A questo stile sono stati educati i preti del cardinale Carlo Maria Martini. La sintesi del suo sogno di prete è – per me – una pagina della Lettera Pastorale per l’anno 1999-2000 – Quale bellezza salverà il mondo? – che ci introdusse al Grande Giubileo: «Non basta deplorare e denunciare le brutture del nostro mondo.
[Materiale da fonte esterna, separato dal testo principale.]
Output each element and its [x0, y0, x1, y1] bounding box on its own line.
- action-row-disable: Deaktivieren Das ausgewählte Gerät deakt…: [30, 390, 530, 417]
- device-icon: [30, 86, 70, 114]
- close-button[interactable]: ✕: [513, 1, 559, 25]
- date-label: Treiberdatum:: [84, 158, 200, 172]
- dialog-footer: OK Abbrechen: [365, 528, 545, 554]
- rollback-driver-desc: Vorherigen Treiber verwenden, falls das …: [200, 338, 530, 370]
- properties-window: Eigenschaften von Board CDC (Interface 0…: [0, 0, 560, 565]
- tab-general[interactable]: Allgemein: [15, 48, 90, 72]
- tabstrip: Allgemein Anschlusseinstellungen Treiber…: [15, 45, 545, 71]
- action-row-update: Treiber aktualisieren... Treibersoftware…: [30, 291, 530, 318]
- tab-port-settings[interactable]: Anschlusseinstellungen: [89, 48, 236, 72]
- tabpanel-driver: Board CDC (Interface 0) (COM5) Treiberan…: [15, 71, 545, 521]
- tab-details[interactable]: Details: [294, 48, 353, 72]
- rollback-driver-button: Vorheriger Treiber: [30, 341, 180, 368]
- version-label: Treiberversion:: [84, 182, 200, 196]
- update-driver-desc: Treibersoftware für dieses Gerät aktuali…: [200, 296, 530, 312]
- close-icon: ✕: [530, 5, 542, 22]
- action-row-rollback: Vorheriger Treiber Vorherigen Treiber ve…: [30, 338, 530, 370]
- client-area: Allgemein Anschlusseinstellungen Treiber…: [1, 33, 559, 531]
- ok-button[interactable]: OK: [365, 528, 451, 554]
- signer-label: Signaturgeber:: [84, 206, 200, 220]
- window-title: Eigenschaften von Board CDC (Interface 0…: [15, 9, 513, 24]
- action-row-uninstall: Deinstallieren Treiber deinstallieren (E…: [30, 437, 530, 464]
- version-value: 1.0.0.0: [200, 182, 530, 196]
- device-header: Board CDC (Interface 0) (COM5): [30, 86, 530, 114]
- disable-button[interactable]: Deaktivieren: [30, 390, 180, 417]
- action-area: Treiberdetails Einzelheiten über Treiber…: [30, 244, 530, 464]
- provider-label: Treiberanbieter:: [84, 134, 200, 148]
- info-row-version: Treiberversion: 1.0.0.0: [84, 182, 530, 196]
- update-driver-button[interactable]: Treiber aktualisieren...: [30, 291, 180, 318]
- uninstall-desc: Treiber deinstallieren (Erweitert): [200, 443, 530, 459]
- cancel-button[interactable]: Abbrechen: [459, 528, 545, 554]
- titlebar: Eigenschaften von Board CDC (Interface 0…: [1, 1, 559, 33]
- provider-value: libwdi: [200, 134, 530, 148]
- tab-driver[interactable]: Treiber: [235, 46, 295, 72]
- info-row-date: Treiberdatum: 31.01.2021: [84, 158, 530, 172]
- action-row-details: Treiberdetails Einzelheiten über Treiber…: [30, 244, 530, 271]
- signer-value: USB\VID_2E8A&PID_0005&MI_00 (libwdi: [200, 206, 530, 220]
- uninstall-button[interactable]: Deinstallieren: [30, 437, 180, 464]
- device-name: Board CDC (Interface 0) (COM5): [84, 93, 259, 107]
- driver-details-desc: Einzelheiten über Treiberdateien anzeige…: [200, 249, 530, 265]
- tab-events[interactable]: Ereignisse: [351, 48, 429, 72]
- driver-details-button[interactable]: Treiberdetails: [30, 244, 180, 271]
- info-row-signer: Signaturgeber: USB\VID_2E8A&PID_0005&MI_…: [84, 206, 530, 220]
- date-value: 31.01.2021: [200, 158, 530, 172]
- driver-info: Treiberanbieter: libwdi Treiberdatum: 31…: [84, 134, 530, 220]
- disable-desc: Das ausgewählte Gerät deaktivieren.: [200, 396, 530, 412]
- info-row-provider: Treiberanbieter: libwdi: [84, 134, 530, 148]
Non basta neppure, per la nostra epoca disincantata, parlare di giustizia, di doveri, di bene comune, di programmi pastorali, di esigenze evangeliche. Bisogna parlarne con un cuore carico di amore compassionevole, facendo esperienza di quella carità che dona con gioia e suscita entusiasmo: bisogna irradiare la bellezza di ciò che è vero e giusto nella vita, perché solo questa bellezza rapisce veramente i cuori e li rivolge a Dio. […] È bello cercare nella storia i segni dell’Amore Trinitario; è bello seguire Gesù e amare la sua Chiesa; è bello leggere il mondo e la nostra vita alla luce della croce; è bello dare la vita per i fratelli! È bello scommettere la propria esistenza su Colui che non solo è la verità in persona, che non solo è il bene più grande, ma è anche il solo che ci rivela la bellezza divina di cui il nostro cuore ha profonda nostalgia e intenso bisogno».
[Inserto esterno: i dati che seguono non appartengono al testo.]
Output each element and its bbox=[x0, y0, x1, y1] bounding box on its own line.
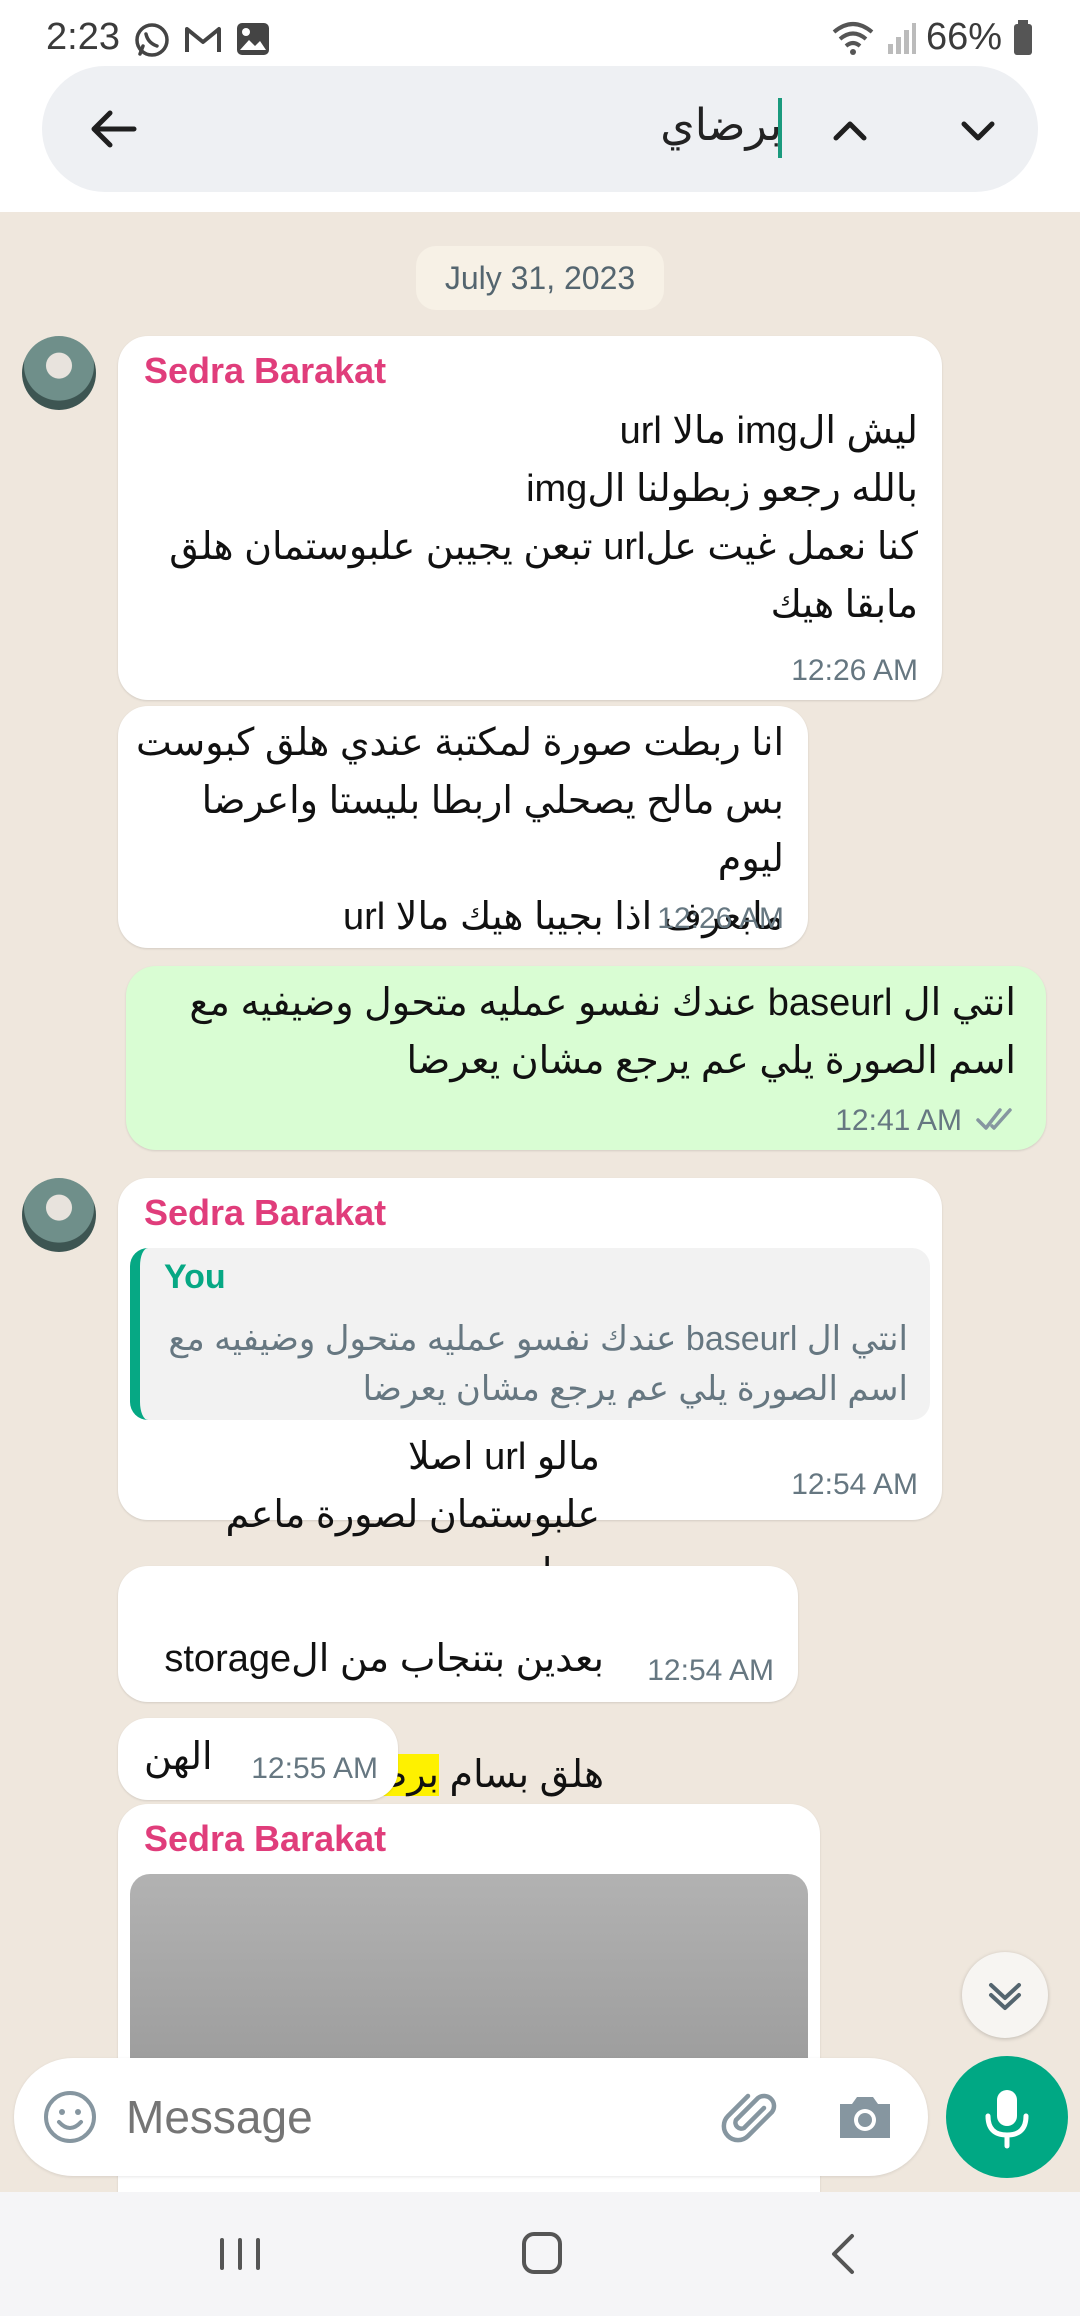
recent-apps-icon[interactable] bbox=[210, 2226, 270, 2282]
scroll-to-bottom-button[interactable] bbox=[962, 1952, 1048, 2038]
chevron-up-icon[interactable] bbox=[822, 102, 878, 158]
sender-name[interactable]: Sedra Barakat bbox=[144, 1192, 386, 1234]
whatsapp-icon bbox=[135, 23, 169, 57]
battery-icon bbox=[1014, 19, 1032, 55]
gallery-icon bbox=[237, 23, 269, 55]
message-time: 12:26 AM bbox=[791, 654, 918, 687]
outgoing-message-bubble[interactable]: انتي ال baseurl عندك نفسو عمليه متحول وض… bbox=[126, 966, 1046, 1150]
chat-conversation[interactable]: July 31, 2023 Sedra Barakat ليش الimg ما… bbox=[0, 212, 1080, 2192]
message-text: انتي ال baseurl عندك نفسو عمليه متحول وض… bbox=[189, 982, 1016, 1082]
status-time: 2:23 bbox=[46, 16, 120, 58]
message-time: 12:55 AM bbox=[251, 1752, 378, 1785]
signal-icon bbox=[887, 22, 916, 54]
text-cursor bbox=[778, 98, 782, 158]
sender-name[interactable]: Sedra Barakat bbox=[144, 1818, 386, 1860]
message-bubble[interactable]: Sedra Barakat You انتي ال baseurl عندك ن… bbox=[118, 1178, 942, 1594]
search-input[interactable]: برضاي bbox=[656, 100, 782, 151]
read-receipt-icon bbox=[976, 1108, 1012, 1130]
message-bubble[interactable]: الهن 12:55 AM bbox=[118, 1718, 398, 1800]
sender-name[interactable]: Sedra Barakat bbox=[144, 350, 386, 392]
message-time: 12:26 AM bbox=[657, 902, 784, 935]
gmail-icon bbox=[185, 27, 221, 52]
quote-text: انتي ال baseurl عندك نفسو عمليه متحول وض… bbox=[168, 1320, 908, 1408]
message-bubble[interactable]: انا ربطت صورة لمكتبة عندي هلق كبوست بس م… bbox=[118, 706, 808, 948]
wifi-icon bbox=[832, 21, 874, 55]
system-navigation-bar bbox=[0, 2192, 1080, 2316]
notification-icons bbox=[132, 20, 272, 60]
message-time: 12:54 AM bbox=[647, 1654, 774, 1687]
microphone-icon bbox=[985, 2090, 1029, 2149]
message-text: ليش الimg مالا url بالله رجعو زبطولنا ال… bbox=[169, 410, 918, 626]
avatar[interactable] bbox=[22, 336, 96, 410]
message-composer bbox=[14, 2058, 928, 2176]
battery-percent: 66% bbox=[925, 16, 1002, 58]
status-right: 66% bbox=[830, 16, 1034, 59]
message-text: الهن bbox=[144, 1736, 213, 1778]
message-time: 12:54 AM bbox=[791, 1468, 918, 1501]
emoji-icon[interactable] bbox=[40, 2087, 100, 2147]
voice-message-button[interactable] bbox=[946, 2056, 1068, 2178]
chat-search-bar: برضاي bbox=[42, 66, 1038, 192]
quote-author: You bbox=[164, 1258, 226, 1296]
camera-icon[interactable] bbox=[834, 2088, 896, 2146]
back-icon[interactable] bbox=[814, 2226, 874, 2282]
message-bubble[interactable]: بعدين بتنجاب من الstorage هلق بسام برضاي… bbox=[118, 1566, 798, 1854]
attach-icon[interactable] bbox=[720, 2086, 784, 2150]
chevron-down-icon[interactable] bbox=[950, 102, 1006, 158]
date-separator: July 31, 2023 bbox=[416, 246, 664, 310]
home-icon[interactable] bbox=[512, 2226, 572, 2282]
avatar[interactable] bbox=[22, 1178, 96, 1252]
message-line: بعدين بتنجاب من الstorage bbox=[164, 1638, 604, 1680]
message-line: هلق بسام bbox=[438, 1754, 604, 1796]
message-bubble[interactable]: Sedra Barakat ليش الimg مالا url بالله ر… bbox=[118, 336, 942, 700]
double-chevron-down-icon bbox=[989, 1983, 1021, 2010]
back-arrow-icon[interactable] bbox=[82, 97, 146, 161]
message-input[interactable] bbox=[126, 2078, 686, 2156]
message-time: 12:41 AM bbox=[835, 1104, 962, 1137]
quoted-message[interactable]: You انتي ال baseurl عندك نفسو عمليه متحو… bbox=[130, 1248, 930, 1420]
Non altrimenti si propose di educare i preti Dionigi Tettamanzi, il quale, riprendendo l’esempio di san Carlo, ricordò che il fine della formazione del Seminario doveva – e deve – essere quello di “legare” al Signore Gesù: «È l’amore appassionato a Cristo che genera, sostiene e porta a compimento il servizio d’amore dei presbiteri alla sua Chiesa, alle anime che sono loro affidate».
Il cardinale Scola, che ci ha accompagnato in questo cammino, ci ha detto: «La chiamata di Gesù costituisce una comunità di sequela. È una bellissima definizione del Seminario […] Il nostro essere insieme scaturisce dall’incontro con Gesù. Dal punto di vista della vita comunitaria questo significa che è Lui a metterci insieme, che è Lui a donarci gli uni agli altri. L’altro, pertanto, mi è donato e, proprio per questo, mi domanda una “stima previa” perché abbiamo in comune Cristo. Educarsi alla communio come caratteristica essenziale dell’essere cristiano è la strada che assicura l’unità del presbiterio per il futuro».